Она поспешно углубилась в молитвенник, чтобы поскорей покончить молитвы. Он же, возбуждаемый любовью, жаждой подвигов и таинственным, окружавшим их мраком, страстно шептал:
— И ты хочешь расстаться со мной таким образом? Ни одного — даже украдкой. О, Нанни! Ты совершила бы приятное Богу дело. Один поцелуйчик в честь…
Девушка словно оцепенела, так неподвижно стояла она на коленях с закрытыми глазами. Затем она сделала движение, как бы желая встать, но при этом молитвенник соскользнул со скамьи и упал между ней и ее рыцарем. Она быстро нагнулась, чтобы поднять его, и так как он не мог не сделать того же, то ничего не могло быть естественнее, что их лица коснулись, в глубоком мраке, так близко друг к другу, что он успел напечатлеть летучий поцелуй на круглой ее щечке.
Она, кажется, даже не заметила этого.
— Благодарю вас, — сказала она подымаясь и принимая книгу, которую он любезно предложил ей. — Покойной ночи! Но теперь вы не должны идти за нами вслед!

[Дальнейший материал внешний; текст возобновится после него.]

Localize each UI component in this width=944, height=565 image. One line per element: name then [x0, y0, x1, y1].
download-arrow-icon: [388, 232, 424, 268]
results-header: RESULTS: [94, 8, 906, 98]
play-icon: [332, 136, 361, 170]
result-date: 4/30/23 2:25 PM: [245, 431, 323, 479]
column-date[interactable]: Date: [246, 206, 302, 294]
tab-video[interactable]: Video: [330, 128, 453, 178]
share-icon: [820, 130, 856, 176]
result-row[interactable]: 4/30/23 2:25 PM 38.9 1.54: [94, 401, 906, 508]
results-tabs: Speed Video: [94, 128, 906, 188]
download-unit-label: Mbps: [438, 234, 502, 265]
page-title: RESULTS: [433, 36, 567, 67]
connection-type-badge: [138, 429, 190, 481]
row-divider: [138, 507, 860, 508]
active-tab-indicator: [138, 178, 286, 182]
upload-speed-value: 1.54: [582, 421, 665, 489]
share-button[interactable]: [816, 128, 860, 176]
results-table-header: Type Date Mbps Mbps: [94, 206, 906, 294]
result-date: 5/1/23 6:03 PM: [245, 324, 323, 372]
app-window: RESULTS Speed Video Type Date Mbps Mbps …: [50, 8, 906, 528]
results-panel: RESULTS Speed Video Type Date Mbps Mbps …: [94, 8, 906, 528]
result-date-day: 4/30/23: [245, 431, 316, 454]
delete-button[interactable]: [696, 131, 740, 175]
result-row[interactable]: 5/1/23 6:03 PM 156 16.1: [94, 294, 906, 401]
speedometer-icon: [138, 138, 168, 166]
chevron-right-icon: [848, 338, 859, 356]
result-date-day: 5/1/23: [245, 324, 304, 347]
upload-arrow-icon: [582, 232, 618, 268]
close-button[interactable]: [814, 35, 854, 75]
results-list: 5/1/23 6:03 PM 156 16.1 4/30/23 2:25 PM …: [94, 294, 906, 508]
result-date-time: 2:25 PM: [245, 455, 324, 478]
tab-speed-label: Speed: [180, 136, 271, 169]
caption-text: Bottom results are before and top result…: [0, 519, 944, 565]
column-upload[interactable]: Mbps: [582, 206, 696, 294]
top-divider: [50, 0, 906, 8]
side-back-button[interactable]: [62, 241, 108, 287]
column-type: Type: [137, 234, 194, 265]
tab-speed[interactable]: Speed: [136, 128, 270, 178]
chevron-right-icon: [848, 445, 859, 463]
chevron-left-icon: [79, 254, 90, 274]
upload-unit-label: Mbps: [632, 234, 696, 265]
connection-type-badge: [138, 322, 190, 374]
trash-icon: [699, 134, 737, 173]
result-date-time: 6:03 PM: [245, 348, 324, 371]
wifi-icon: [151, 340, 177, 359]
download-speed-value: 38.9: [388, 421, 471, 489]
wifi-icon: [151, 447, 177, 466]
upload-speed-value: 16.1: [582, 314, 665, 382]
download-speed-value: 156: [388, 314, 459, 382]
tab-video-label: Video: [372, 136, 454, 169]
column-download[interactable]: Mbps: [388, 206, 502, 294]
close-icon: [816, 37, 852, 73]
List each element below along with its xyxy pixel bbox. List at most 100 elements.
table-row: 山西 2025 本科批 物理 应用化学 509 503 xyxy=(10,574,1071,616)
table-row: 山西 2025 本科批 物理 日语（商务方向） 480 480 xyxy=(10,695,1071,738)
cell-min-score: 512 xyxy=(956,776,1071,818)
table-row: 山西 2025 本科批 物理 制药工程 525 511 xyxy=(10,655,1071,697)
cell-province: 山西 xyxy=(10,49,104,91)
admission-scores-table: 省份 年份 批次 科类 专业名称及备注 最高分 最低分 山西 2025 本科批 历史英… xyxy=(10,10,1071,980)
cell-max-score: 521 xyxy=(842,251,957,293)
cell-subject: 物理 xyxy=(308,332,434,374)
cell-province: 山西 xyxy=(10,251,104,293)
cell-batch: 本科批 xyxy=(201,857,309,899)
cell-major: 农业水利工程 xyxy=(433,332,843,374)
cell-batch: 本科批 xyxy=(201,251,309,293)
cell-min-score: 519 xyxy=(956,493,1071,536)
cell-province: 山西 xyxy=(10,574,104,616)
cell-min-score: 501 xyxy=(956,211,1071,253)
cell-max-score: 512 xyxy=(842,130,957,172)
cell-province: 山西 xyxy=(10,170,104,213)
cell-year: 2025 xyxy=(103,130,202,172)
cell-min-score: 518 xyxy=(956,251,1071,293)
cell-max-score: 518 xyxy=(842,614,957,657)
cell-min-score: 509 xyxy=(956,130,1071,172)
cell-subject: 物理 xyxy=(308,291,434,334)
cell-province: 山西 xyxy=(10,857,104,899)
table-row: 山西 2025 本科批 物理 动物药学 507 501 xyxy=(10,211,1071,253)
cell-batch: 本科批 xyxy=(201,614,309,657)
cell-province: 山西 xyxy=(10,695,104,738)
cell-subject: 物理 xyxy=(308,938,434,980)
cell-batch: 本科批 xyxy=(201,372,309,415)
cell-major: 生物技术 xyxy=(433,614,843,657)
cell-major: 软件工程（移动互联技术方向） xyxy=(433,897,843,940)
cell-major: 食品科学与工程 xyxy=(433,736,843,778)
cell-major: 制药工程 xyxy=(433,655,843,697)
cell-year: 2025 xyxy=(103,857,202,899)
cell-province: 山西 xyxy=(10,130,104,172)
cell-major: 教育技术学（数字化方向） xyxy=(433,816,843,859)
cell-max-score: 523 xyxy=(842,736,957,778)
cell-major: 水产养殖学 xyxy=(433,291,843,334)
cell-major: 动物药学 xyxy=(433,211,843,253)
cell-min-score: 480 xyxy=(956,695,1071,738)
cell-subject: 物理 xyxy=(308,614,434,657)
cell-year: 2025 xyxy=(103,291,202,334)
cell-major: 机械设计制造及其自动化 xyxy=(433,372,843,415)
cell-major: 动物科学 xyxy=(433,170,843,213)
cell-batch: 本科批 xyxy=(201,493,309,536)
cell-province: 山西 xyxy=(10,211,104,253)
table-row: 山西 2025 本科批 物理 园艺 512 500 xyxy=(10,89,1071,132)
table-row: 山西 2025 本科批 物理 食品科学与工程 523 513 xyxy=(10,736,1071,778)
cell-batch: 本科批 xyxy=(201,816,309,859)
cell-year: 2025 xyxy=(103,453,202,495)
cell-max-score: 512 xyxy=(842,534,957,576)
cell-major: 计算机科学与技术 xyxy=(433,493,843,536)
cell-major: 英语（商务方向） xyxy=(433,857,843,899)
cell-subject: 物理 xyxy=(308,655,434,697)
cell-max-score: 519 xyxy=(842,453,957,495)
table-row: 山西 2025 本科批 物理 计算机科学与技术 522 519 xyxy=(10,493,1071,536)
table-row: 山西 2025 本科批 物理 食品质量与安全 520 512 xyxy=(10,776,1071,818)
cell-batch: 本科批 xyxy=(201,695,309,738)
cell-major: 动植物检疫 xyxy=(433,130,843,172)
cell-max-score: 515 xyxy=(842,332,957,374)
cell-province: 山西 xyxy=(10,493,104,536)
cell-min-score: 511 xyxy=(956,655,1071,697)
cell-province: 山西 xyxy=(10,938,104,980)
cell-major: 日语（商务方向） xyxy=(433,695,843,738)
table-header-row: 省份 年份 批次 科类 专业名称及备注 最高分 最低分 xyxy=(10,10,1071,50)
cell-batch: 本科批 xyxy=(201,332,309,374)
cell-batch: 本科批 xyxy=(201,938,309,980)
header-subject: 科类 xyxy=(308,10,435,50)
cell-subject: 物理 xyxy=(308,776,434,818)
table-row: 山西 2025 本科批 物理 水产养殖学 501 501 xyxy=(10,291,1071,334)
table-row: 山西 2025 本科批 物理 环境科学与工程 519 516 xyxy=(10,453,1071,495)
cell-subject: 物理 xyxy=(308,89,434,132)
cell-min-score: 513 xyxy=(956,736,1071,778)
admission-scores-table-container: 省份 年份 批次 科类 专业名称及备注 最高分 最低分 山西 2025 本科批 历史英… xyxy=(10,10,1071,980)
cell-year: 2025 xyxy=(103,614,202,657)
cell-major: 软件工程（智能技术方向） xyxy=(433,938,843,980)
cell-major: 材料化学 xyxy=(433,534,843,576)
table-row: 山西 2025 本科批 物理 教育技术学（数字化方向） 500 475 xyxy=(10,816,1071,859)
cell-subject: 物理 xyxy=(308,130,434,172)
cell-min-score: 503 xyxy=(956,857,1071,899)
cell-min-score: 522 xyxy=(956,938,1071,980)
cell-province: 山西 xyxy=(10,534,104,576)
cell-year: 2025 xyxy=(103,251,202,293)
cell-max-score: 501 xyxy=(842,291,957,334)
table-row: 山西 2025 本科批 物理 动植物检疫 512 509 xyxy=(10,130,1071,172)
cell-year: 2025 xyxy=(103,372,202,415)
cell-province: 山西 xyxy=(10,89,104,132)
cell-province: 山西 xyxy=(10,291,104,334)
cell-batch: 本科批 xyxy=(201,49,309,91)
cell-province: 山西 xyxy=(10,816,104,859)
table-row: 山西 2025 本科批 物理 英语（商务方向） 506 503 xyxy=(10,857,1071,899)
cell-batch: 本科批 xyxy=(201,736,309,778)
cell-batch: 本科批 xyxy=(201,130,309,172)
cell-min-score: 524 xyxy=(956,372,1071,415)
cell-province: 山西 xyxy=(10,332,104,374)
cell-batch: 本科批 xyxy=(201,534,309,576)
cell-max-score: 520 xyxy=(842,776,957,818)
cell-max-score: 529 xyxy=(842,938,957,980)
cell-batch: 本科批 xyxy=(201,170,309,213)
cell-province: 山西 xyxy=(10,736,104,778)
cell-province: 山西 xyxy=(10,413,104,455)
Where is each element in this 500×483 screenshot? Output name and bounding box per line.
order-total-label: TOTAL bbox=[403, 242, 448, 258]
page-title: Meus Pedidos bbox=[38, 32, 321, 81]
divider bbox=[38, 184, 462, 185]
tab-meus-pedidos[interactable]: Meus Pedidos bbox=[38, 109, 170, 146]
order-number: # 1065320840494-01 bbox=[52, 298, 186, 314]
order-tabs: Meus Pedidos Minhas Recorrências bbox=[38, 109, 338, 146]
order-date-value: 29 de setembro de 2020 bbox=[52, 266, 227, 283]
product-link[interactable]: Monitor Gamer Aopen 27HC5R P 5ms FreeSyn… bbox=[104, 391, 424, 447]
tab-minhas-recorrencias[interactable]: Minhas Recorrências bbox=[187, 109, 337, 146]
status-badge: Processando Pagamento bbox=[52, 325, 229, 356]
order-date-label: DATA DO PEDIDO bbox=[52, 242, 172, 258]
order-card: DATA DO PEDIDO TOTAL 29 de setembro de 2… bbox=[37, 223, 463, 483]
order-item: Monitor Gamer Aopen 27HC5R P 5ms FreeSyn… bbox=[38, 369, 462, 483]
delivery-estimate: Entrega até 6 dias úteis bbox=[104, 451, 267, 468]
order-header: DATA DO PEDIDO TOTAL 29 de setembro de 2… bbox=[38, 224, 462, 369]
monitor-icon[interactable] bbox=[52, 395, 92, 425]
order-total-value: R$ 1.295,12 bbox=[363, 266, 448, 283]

Она сказала это тоном, который заставлял сильно сомневаться в серьезности ее желаний. При этом она встала и быстро отошла от скамейки, спеша к сестре, которая с опущенными глазами ожидала ее у чаши со святою водою.
Набожно преклонившись перед главным алтарем, обе стройные девушки окропили себя еще раз святою водою и покинули церковь, как и вошли, с опущенными вуалями и молитвенниками в руках.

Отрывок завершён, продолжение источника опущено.